Chapter 6 considers the scale of social change, as one of the main issues of modernist planning resulted from its excessive concentration on the national scale. Thus, I analyze the traditions of insurgent planning and new municipalism, and the way in which these have reclaimed the neighborhood and metropolitan areas as laboratories for concrete experiments with radical policy design.

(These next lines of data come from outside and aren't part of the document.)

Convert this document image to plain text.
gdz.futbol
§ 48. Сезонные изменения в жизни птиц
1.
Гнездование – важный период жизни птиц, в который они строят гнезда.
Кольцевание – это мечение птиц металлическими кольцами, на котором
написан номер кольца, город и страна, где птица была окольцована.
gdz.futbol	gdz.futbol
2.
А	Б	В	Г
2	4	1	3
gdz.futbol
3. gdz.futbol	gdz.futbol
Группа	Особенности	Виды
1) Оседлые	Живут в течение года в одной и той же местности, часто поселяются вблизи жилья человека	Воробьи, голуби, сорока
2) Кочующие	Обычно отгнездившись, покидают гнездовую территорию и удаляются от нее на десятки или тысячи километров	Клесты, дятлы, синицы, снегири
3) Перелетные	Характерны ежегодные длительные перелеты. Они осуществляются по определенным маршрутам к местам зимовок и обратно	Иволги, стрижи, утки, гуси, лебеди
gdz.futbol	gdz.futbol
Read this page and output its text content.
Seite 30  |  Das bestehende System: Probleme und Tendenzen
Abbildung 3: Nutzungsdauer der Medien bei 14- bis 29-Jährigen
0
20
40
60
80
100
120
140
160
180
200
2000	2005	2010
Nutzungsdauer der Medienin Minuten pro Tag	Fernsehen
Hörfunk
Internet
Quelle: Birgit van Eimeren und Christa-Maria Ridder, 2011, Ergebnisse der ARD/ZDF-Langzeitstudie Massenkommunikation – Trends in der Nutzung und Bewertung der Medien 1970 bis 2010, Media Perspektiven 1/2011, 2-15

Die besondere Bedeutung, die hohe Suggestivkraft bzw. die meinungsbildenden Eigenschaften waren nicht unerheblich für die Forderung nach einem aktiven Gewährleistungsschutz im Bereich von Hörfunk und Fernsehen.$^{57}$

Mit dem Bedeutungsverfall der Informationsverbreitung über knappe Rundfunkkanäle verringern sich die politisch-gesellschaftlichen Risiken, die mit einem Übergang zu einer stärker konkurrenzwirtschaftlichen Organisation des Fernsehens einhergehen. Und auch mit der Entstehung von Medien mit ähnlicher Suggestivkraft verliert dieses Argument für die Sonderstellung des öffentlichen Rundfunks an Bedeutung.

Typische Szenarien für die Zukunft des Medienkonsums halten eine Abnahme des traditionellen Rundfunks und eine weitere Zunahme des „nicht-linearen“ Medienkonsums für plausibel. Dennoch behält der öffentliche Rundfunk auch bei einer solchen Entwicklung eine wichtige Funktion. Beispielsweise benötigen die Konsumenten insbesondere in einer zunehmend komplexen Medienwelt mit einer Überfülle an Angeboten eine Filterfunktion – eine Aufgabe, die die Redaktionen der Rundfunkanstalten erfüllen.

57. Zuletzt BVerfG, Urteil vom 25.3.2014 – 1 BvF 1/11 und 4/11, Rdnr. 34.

Considering the enthusiasm awakened by these new forms of intervention, I also discuss their limitations and weaknesses, particularly regarding their inability to synergically articulate themselves onto the national scale of the State apparatus, or to offer solutions beyond mere adjustments focused on redistribution or handouts.

Finally, one of the most salient traits of economic planning is the fact that it was made possible by the development of an episteme rooted in tight networks connecting universities, think-tanks, spaces of political activism and decision-making.

Accordingly, chapter 7 reflects on the role that universities, especially social sciences, could play in developing a more holistic intellectuality oriented towards the defense of public interest. Even though such an intellectuality has been central to the formation of planning movements in the past, the fragmentation of the sciences together with the instrumental and ahistorical nature of knowledge under the neoliberal university pose major obstacles to the rearticulation of such an intellectuality today. Following the decline of economic planning in the decade of the 1980s, urban planning became the main paradigm for the management of constructed environments and peri-urban territories. However, the practices of this discipline lack the basic elements of planning. Therefore, it is rather a form of territorial governance aimed merely at the technical and mercantile—thus, apolitical—administration of territory and socio-spatial relationships.

(Re)politicizing urban planning implies, first and foremost, creating tension between its substantive rationality and its horizon—or rather, the absence of these in the way in which the field is currently taught and practiced. More broadly, it also implies questioning the Popperian philosophy of “fragmentary” and non-valuative social engineering behind the teaching approaches of public policy in the faculties of social sciences. The emergence of a new politics of masses, however, is currently catalyzing the possible rebirth of these fields of knowledge, and the construction of an international movement of radical planning.

The last chapter, then, reflects on the epistemic and political conditions that could establish the grounds for an internationalism of planning. The neoliberal dogma of privatization, workforce casualization, State repression and austerity measures has not become real by mere chance. It was the result of dynamic international circuits through which knowledge, economic models, urbanistic formulae and intervention protocols flow. It is time to build a different internationalism.”